Die durch die Maßnahme für den Kläger entstehenden Unannehmlichkeiten und Kosten stehen zu dem bezweckten Ziel, den durch die Beschilderung ausschließlich für Elektrofahrzeuge während des Ladevorgangs freizuhaltenden Parkraum nicht längerfristig durch einen Unberechtigten blockieren zu lassen, nicht außer Verhältnis.

Nach der Rechtsprechung des zuständigen Senats des Oberverwaltungsgerichts Münster ist das Abschleppen eines verbotswidrig abgestellten Fahrzeugs auch dann nicht unverhältnismäßig, wenn es allein der Beseitigung eines Rechtsverstoßes von nicht unerheblicher Dauer dient, ohne dass eine konkrete Verkehrsbehinderung vorgelegen haben muss,
vgl. OVG NRW, Urteil vom 15. Mai 1990 – 5 A 1687/89 -, NJW 1990, 2835 m.w.N..

Es kann aber letztlich dahingestellt bleiben, ob eine Abschleppmaßnahme auch dann angemessen ist, wenn der Zweck des Abschleppens allein in der Beseitigung des im verbotswidrigen Parken liegenden Rechtsverstoßes liegt, oder ob dies stets nur dann der Fall ist, wenn eine weitere Beeinträchtigung (etwa Behinderung anderer Verkehrsteilnehmer, negative Vorbildwirkung gegenüber weiteren Kraftfahrern, Funktionsbeeinträchtigung der Verkehrsfläche) hinzukommt.

So etwa OVG NRW, Urteil vom 29. September 1989 – 5 A 878/89 -; Urteil vom 15. Mai 1990 – 5 A 1687/89 -, NJW 1990, 2835 ff.; BVerwG, Urteil vom 14. Mai1992 – 3 C 3/90 -, NJW 1993, 870; Beschluss vom 18. Februar.2002 – 3 B 149/01 -, DVBl. 2002, 1560, 1561.

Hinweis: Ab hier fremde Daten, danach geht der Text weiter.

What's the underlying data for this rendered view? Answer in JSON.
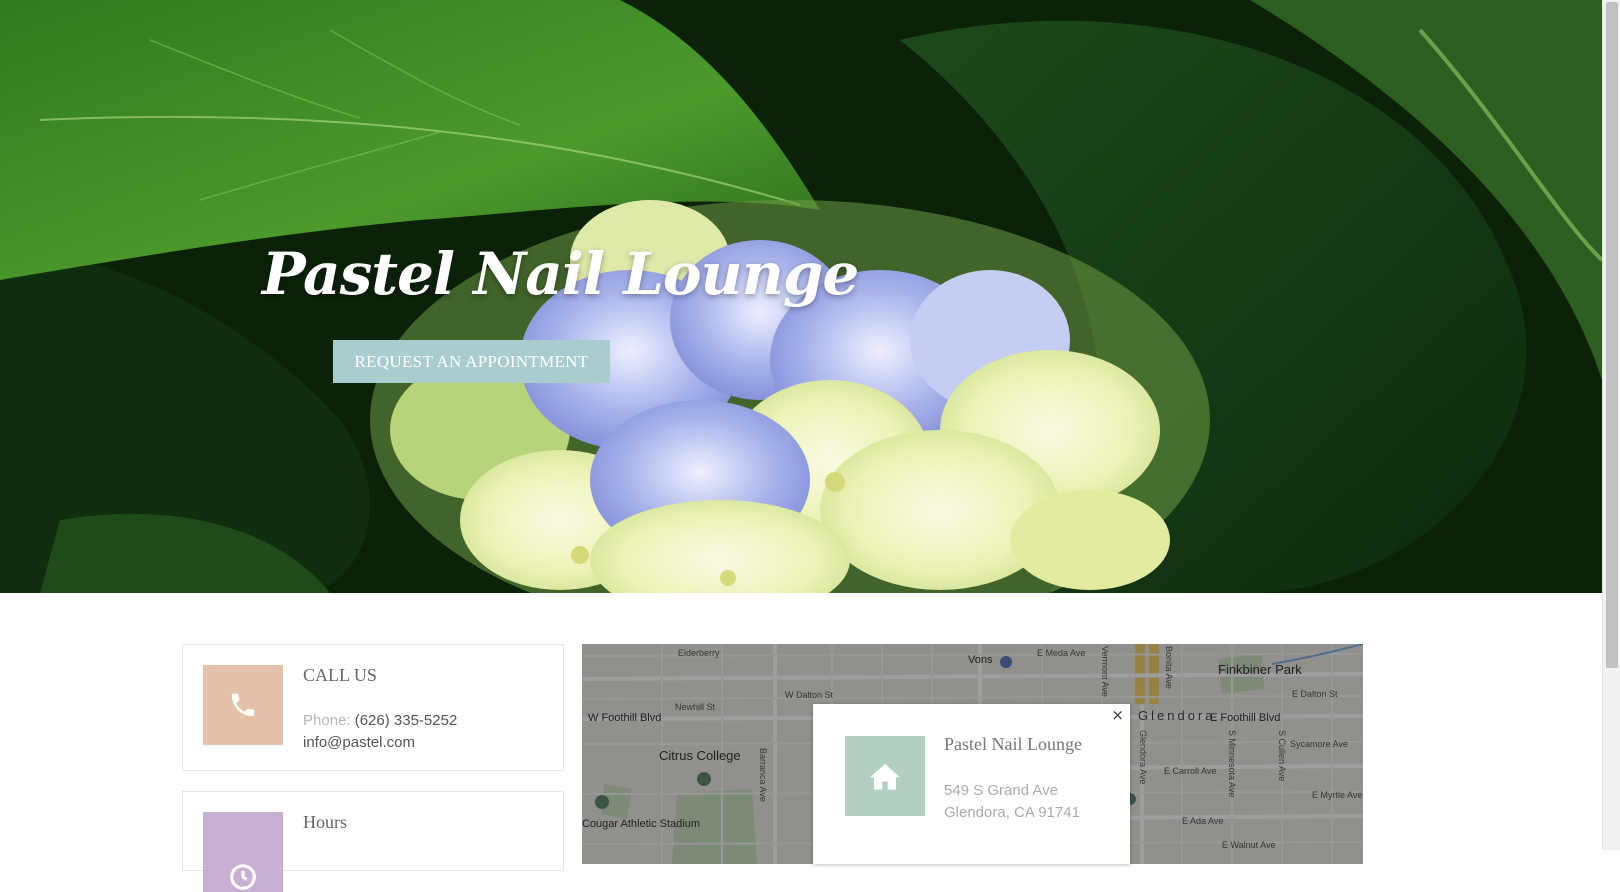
{
  "hero": {
    "title": "Pastel Nail Lounge",
    "cta_label": "REQUEST AN APPOINTMENT"
  },
  "contact": {
    "title": "CALL US",
    "phone_label": "Phone:",
    "phone": "(626) 335-5252",
    "email": "info@pastel.com",
    "icon": "phone-icon"
  },
  "hours": {
    "title": "Hours",
    "icon": "clock-icon"
  },
  "map": {
    "labels": {
      "vons": "Vons",
      "e_meda": "E Meda Ave",
      "finkbiner": "Finkbiner Park",
      "e_dalton": "E Dalton St",
      "w_dalton": "W Dalton St",
      "newhill": "Newhill St",
      "w_foothill": "W Foothill Blvd",
      "e_foothill": "E Foothill Blvd",
      "citrus": "Citrus College",
      "barranca": "Barranca Ave",
      "vermont": "Vermont Ave",
      "glendora_ave": "Glendora Ave",
      "bonita": "Bonita Ave",
      "minnesota": "S Minnesota Ave",
      "cullen": "S Cullen Ave",
      "sycamore": "Sycamore Ave",
      "carroll": "E Carroll Ave",
      "myrtle": "E Myrtle Ave",
      "ada": "E Ada Ave",
      "walnut": "E Walnut Ave",
      "cougar": "Cougar Athletic Stadium",
      "glendora_city": "Glendora",
      "elderberry": "Elderberry"
    },
    "popup": {
      "name": "Pastel Nail Lounge",
      "address1": "549 S Grand Ave",
      "address2": "Glendora, CA 91741",
      "close": "×",
      "icon": "home-icon"
    }
  },
  "colors": {
    "cta": "#a9cdce",
    "phone_tile": "#e5c1a9",
    "hours_tile": "#c7b0d4",
    "home_tile": "#b1d0bf"
  }
}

Denn das Abschleppen eines verkehrswidrig geparkten Fahrzeuges steht jedenfalls dann mit dem Verhältnismäßigkeitsgrundsatz in Einklang, wenn mit dem verkehrswidrigen Parken eine Funktionsbeeinträchtigung der Verkehrsfläche verbunden ist.
Vgl. BVerwG, Beschluss vom 18. Februar 2002 – 3 B 149.01 -, Rn. 4, juris; OVG Nordrhein-Westfalen, Beschluss vom 20. Dezember 2012 – 5 A 2802/11 -, Rn. 3 ff., juris; VG Düsseldorf, Urteil vom 22. September 2022 – 14 K 8443/19; VG Düsseldorf, Urteil vom 20. Dezember 2013 – 14 K 6792/13 – juris.

Auf das Vorliegen einer konkreten Verkehrsbehinderung kommt es dabei nicht an.
Vgl. VG Aachen, Urteil vom 23. Februar 2007 – 6 K 78/07 -, Rn. 21, juris.

Von einer derartigen Funktionsbeeinträchtigung ist beim Abstellen eines Fahrzeuges mit Verbrennermotor im Bereich einer Ladestation für Elektrofahrzeuge regelmäßig auszugehen, sodass es keiner Überprüfung bedarf, ob der Kläger durch das verbotswidrige Abstellen konkret ein bevorrechtigtes Elektrofahrzeug am Parken und Laden gehindert hat. Die parkbevorrechtigten Benutzerkreise sollen nach der gesetzgeberischen Wertung darauf vertrauen dürfen, dass der gekennzeichnete Parkraum ihnen unbedingt zur Verfügung steht. Den Verkehrsordnungsbehörden kann nicht die Pflicht auferlegt werden, den Bedarf an freizuhaltenden Parkplätzen fortlaufend zu überprüfen und hiervon ein Einschreiten abhängig zu machen. Die Funktionen der Parkplätze an Ladesäulen für Elektrofahrzeuge wird nur dann gewährleistet, wenn sie jederzeit von nicht parkberechtigten Fahrzeugen freigehalten werden,
vgl. VG Hamburg, Gerichtsbescheid vom 25. Mai 2018 – 2 K 7476/17 – juris; VG Gelsenkirchen, Urteil vom 23. Januar 2020 – 17 K 4015/18 – juris.

Anhaltspunkte dafür, dass der Kläger in Kürze zu seinem Fahrzeug zurückkehren würde und dass ein Abschleppvorgang daher unverhältnismäßig sein könnte, lagen nicht vor.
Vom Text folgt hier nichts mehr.